If you were teaching a world language class, would you prefer your students walked away with an ‘A’ for the class, or that they became fluent?  If they walk away fluent, they probably are going to get an ‘A’, but I know lots of people who got an ‘A’ in a world language class as students, and can’t speak it to this day.  They learned to jump hoops, not necessarily learned the language.

So why are grades so important to education?  Is it because grades are the most common form of educational jargon, it’s what we have always used, or it easiest to collect.  As humans, we tend to like to label, sort, and rank to show accountability to our public, but through this process, we have seemed to be the least accountable to the people that matter the most; our students.  Giving a multiple choice test through a “scantron” to mark is much quicker than having a conversation with students, but does not accurately measure their understanding of a topic, but more on their ability to memorize and complete a multiple choice test on the subject.

District wide grading and reporting practices for North Platte Schools were identified as a district improvement initiative in the spring of 2016 for four reasons: 1) the need to better align grading and reporting practices with district curriculum, instructional, and assessment beliefs and practices; 2) the need for consistent grading practices within and among grade levels and courses; 3) the need for establishing district grading and reporting guidelines; and 4) that grades will convey how well students have achieved the standards, a reflection of learning.

The essential questions posed for district staff will be:

  • What purposes do you believe report cards and grades should serve?
  • What is our assurance level that the grades assigned to K-12 students are consistent, accurate, meaningful, and supportive of learning?”

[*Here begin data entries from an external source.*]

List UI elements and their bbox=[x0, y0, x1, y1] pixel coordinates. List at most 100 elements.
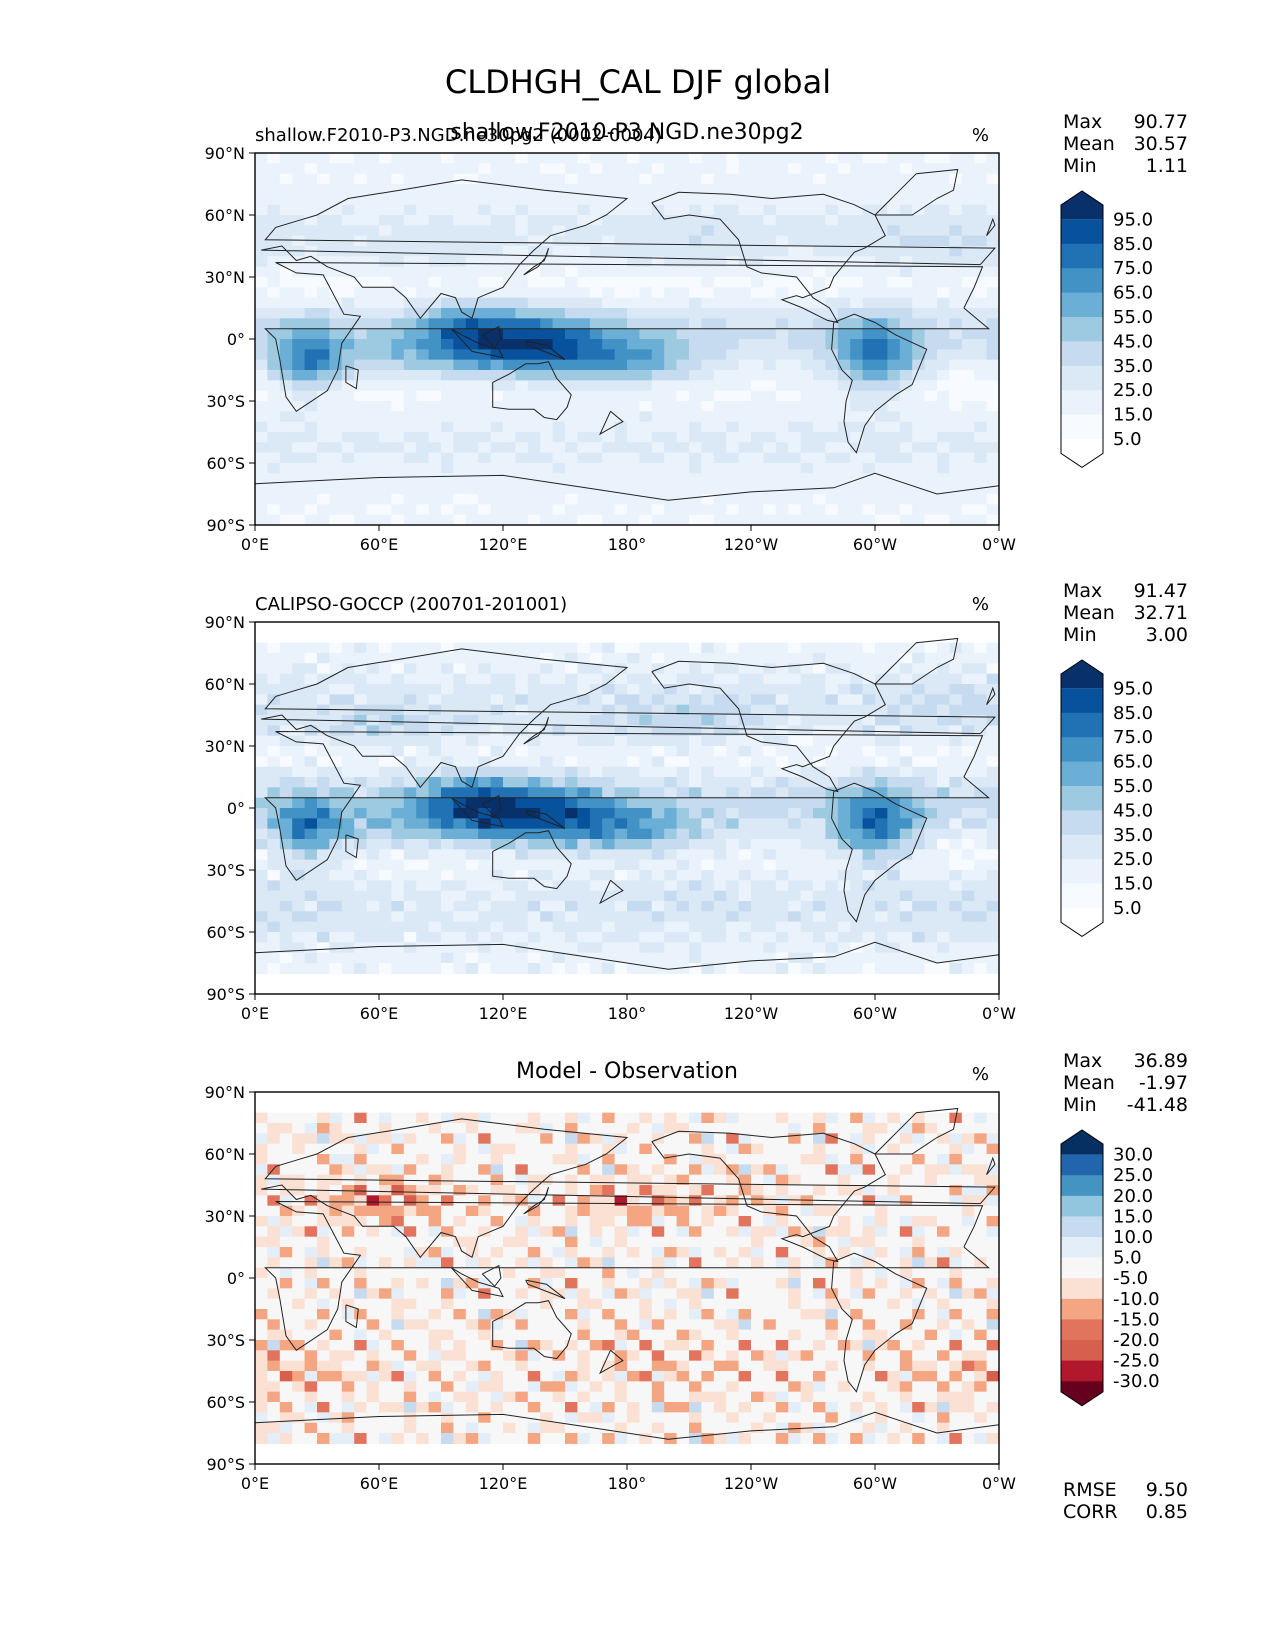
field-cell bbox=[651, 328, 665, 340]
field-cell bbox=[751, 287, 764, 299]
field-cell bbox=[862, 1123, 876, 1134]
field-cell bbox=[726, 828, 740, 840]
field-cell bbox=[602, 1154, 616, 1165]
field-cell bbox=[788, 932, 802, 943]
y-tick-label: 60°S bbox=[206, 454, 245, 473]
field-cell bbox=[565, 901, 578, 912]
field-cell bbox=[614, 849, 628, 861]
field-cell bbox=[465, 1143, 479, 1155]
field-cell bbox=[676, 184, 690, 195]
field-cell bbox=[974, 1164, 988, 1176]
field-cell bbox=[441, 839, 454, 850]
field-cell bbox=[825, 442, 839, 454]
field-cell bbox=[651, 735, 665, 747]
field-cell bbox=[416, 715, 430, 726]
field-cell bbox=[329, 401, 343, 412]
field-cell bbox=[887, 1226, 901, 1238]
field-cell bbox=[689, 901, 702, 912]
field-cell bbox=[614, 1154, 628, 1165]
field-cell bbox=[527, 870, 541, 881]
field-cell bbox=[713, 746, 727, 757]
field-cell bbox=[887, 870, 901, 881]
field-cell bbox=[614, 266, 628, 278]
field-cell bbox=[341, 287, 355, 299]
field-cell bbox=[974, 494, 988, 505]
field-cell bbox=[775, 1174, 789, 1186]
field-cell bbox=[751, 880, 764, 892]
field-cell bbox=[527, 452, 541, 464]
field-cell bbox=[354, 777, 368, 788]
y-tick-label: 90°S bbox=[206, 516, 245, 535]
field-cell bbox=[267, 359, 281, 371]
field-cell bbox=[503, 746, 516, 757]
field-cell bbox=[416, 673, 430, 685]
field-cell bbox=[317, 504, 330, 516]
field-cell bbox=[627, 153, 640, 164]
field-cell bbox=[490, 256, 504, 268]
field-cell bbox=[503, 1133, 516, 1145]
field-cell bbox=[478, 952, 492, 964]
field-cell bbox=[937, 235, 950, 247]
field-cell bbox=[627, 287, 640, 299]
field-cell bbox=[317, 1236, 330, 1248]
field-cell bbox=[974, 1195, 988, 1207]
field-cell bbox=[379, 963, 392, 974]
field-cell bbox=[974, 318, 988, 330]
field-cell bbox=[837, 777, 851, 788]
field-cell bbox=[751, 504, 764, 516]
field-cell bbox=[788, 401, 802, 412]
field-cell bbox=[912, 756, 926, 768]
field-cell bbox=[329, 452, 343, 464]
field-cell bbox=[441, 514, 454, 525]
colorbar-segment bbox=[1061, 859, 1103, 885]
field-cell bbox=[924, 504, 938, 516]
field-cell bbox=[366, 287, 380, 299]
field-cell bbox=[341, 642, 355, 654]
field-cell bbox=[627, 694, 640, 706]
field-cell bbox=[751, 1174, 764, 1186]
field-cell bbox=[428, 473, 442, 485]
field-cell bbox=[329, 1123, 343, 1134]
field-cell bbox=[974, 473, 988, 485]
field-cell bbox=[651, 911, 665, 923]
field-cell bbox=[515, 963, 529, 974]
field-cell bbox=[341, 504, 355, 516]
field-cell bbox=[317, 663, 330, 675]
field-cell bbox=[974, 859, 988, 871]
field-cell bbox=[676, 1164, 690, 1176]
field-cell bbox=[503, 756, 516, 768]
field-cell bbox=[279, 463, 293, 474]
field-cell bbox=[478, 880, 492, 892]
field-cell bbox=[974, 463, 988, 474]
field-cell bbox=[589, 256, 603, 268]
field-cell bbox=[763, 494, 777, 505]
field-cell bbox=[974, 1226, 988, 1238]
field-cell bbox=[304, 452, 318, 464]
field-cell bbox=[490, 452, 504, 464]
field-cell bbox=[602, 318, 616, 330]
field-cell bbox=[465, 673, 479, 685]
field-cell bbox=[478, 483, 492, 495]
field-cell bbox=[503, 370, 516, 381]
field-cell bbox=[837, 963, 851, 974]
field-cell bbox=[899, 849, 913, 861]
field-cell bbox=[713, 308, 727, 319]
field-cell bbox=[788, 942, 802, 954]
field-cell bbox=[540, 911, 554, 923]
field-cell bbox=[292, 818, 306, 830]
field-cell bbox=[478, 715, 492, 726]
field-cell bbox=[676, 256, 690, 268]
field-cell bbox=[974, 963, 988, 974]
field-cell bbox=[478, 1185, 492, 1196]
field-cell bbox=[837, 318, 851, 330]
field-cell bbox=[428, 390, 442, 402]
field-cell bbox=[986, 932, 999, 943]
field-cell bbox=[986, 308, 999, 319]
field-cell bbox=[552, 401, 566, 412]
field-cell bbox=[255, 225, 268, 237]
field-cell bbox=[279, 818, 293, 830]
field-cell bbox=[503, 1143, 516, 1155]
field-cell bbox=[775, 504, 789, 516]
field-cell bbox=[391, 359, 405, 371]
field-cell bbox=[589, 432, 603, 443]
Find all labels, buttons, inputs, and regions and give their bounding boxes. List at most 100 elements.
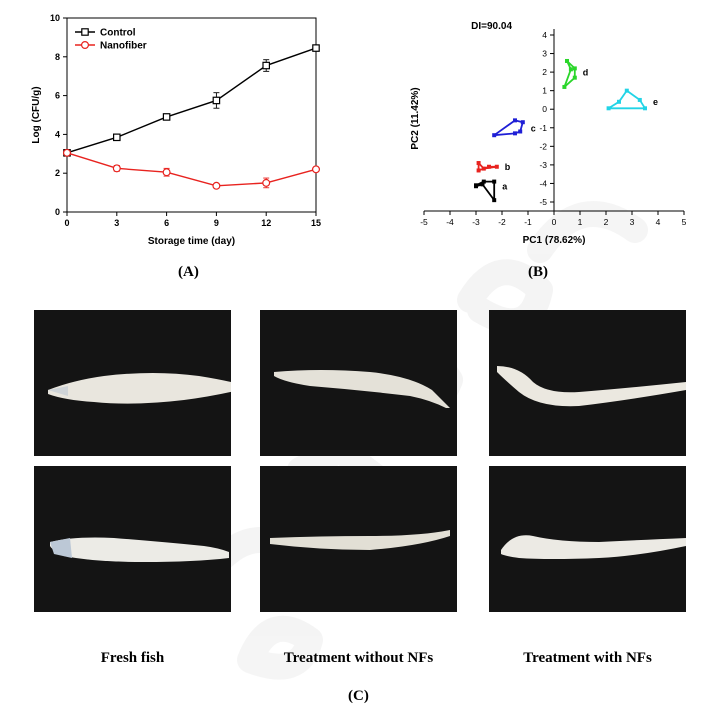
group-label-d: d (583, 68, 589, 78)
fish-image (48, 373, 231, 404)
data-point (162, 168, 171, 177)
chart-b: -5 -4 -3 -2 -1 0 1 2 3 4 5 -5 -4 -3 -2 -1 0 1 2 3 4 PC1 (78.6… (410, 21, 687, 246)
photo-fresh-fish-1 (34, 310, 231, 456)
group-point (513, 118, 517, 123)
group-point (606, 106, 611, 111)
group-point (513, 131, 517, 136)
fish-image (274, 370, 450, 408)
group-point (520, 120, 525, 125)
x-tick-label: 0 (552, 217, 557, 227)
x-tick-label: -2 (498, 217, 506, 227)
x-tick-label: -1 (524, 217, 532, 227)
x-axis-label: Storage time (day) (148, 236, 235, 247)
data-point (112, 164, 121, 173)
group-point (572, 75, 577, 80)
data-point (212, 181, 221, 190)
y-tick-label: -3 (539, 160, 547, 170)
group-point (492, 198, 497, 203)
x-tick-label: 15 (311, 218, 321, 228)
y-tick-label: -2 (539, 141, 547, 151)
series-line-control (66, 47, 317, 154)
y-tick-label: 4 (542, 30, 547, 40)
x-tick-label: 3 (114, 218, 119, 228)
group-point (476, 161, 481, 166)
group-point (480, 182, 485, 187)
group-outline-d (563, 60, 576, 88)
legend-marker (81, 28, 89, 36)
panel-a-label: (A) (178, 264, 199, 280)
y-tick-label: 2 (55, 168, 60, 178)
group-outline-a (475, 180, 496, 202)
panel-c-label: (C) (348, 688, 369, 704)
x-axis-label: PC1 (78.62%) (523, 235, 586, 246)
group-point (572, 66, 577, 71)
y-tick-label: 2 (542, 67, 547, 77)
photo-with-nfs-2 (489, 466, 686, 612)
group-point (565, 58, 569, 63)
photo-without-nfs-1 (260, 310, 457, 456)
group-point (562, 84, 567, 89)
caption-without-nfs: Treatment without NFs (283, 650, 434, 666)
x-tick-label: -5 (420, 217, 428, 227)
fish-image (501, 535, 686, 559)
group-point (643, 106, 647, 111)
data-point (112, 133, 121, 142)
legend-marker (80, 40, 89, 49)
x-tick-label: 0 (64, 218, 69, 228)
photo-without-nfs-2 (260, 466, 457, 612)
fish-image (270, 530, 450, 550)
legend-label: Control (100, 28, 136, 39)
y-axis-label: Log (CFU/g) (31, 86, 42, 143)
group-point (481, 166, 486, 171)
x-tick-label: 6 (164, 218, 169, 228)
panel-b-label: (B) (528, 264, 548, 280)
x-tick-label: -4 (446, 217, 454, 227)
y-tick-label: -1 (539, 123, 547, 133)
data-point (162, 113, 171, 121)
caption-with-nfs: Treatment with NFs (523, 650, 652, 666)
photo-fresh-fish-2 (34, 466, 231, 612)
group-label-a: a (502, 182, 508, 192)
y-tick-label: 1 (542, 86, 547, 96)
fish-image (497, 366, 686, 407)
group-point (624, 88, 629, 93)
group-point (487, 164, 491, 169)
x-tick-label: -3 (472, 217, 480, 227)
y-tick-label: -5 (539, 197, 547, 207)
group-point (481, 179, 486, 184)
y-tick-label: 0 (55, 207, 60, 217)
group-point (476, 168, 481, 173)
data-point (312, 165, 321, 174)
legend-label: Nanofiber (100, 41, 147, 52)
group-label-b: b (505, 162, 511, 172)
data-point (62, 148, 71, 157)
x-tick-label: 5 (682, 217, 687, 227)
x-tick-label: 3 (630, 217, 635, 227)
caption-fresh-fish: Fresh fish (100, 650, 165, 666)
di-annotation: DI=90.04 (471, 21, 512, 32)
y-tick-label: 4 (55, 129, 60, 139)
group-point (637, 97, 642, 102)
y-tick-label: 3 (542, 49, 547, 59)
y-axis-label: PC2 (11.42%) (410, 87, 421, 149)
x-tick-label: 4 (656, 217, 661, 227)
photo-with-nfs-1 (489, 310, 686, 456)
group-point (568, 67, 573, 72)
group-label-c: c (531, 124, 536, 134)
y-tick-label: 8 (55, 52, 60, 62)
group-point (617, 99, 621, 104)
group-point (494, 164, 499, 169)
group-point (474, 184, 478, 189)
x-tick-label: 1 (578, 217, 583, 227)
group-label-e: e (653, 97, 658, 107)
group-point (518, 129, 523, 134)
data-point (262, 178, 271, 187)
y-tick-label: 10 (50, 13, 60, 23)
data-point (212, 96, 221, 105)
y-tick-label: 6 (55, 91, 60, 101)
y-tick-label: -4 (539, 178, 547, 188)
x-tick-label: 12 (261, 218, 271, 228)
group-point (492, 133, 497, 138)
plot-frame (66, 17, 317, 213)
group-outline-c (493, 119, 524, 137)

The purpose of North Platte School District’s grading and reporting is to ensure achievement grades are consistent, accurate, meaningful, and supportive/timely for all students. Based on a review of educational research and best practices, the district's Teaching & Learning team will develop a K-12 procedure and practice manual of grading practices during the 2016-17 school year, which will be organized within identified guided practices to be implemented and audited during 2017-18 school year. These practices will be fully implemented by the 2018-19 school year and revisited yearly, with the overall goal of supporting the learning process and encouraging student success.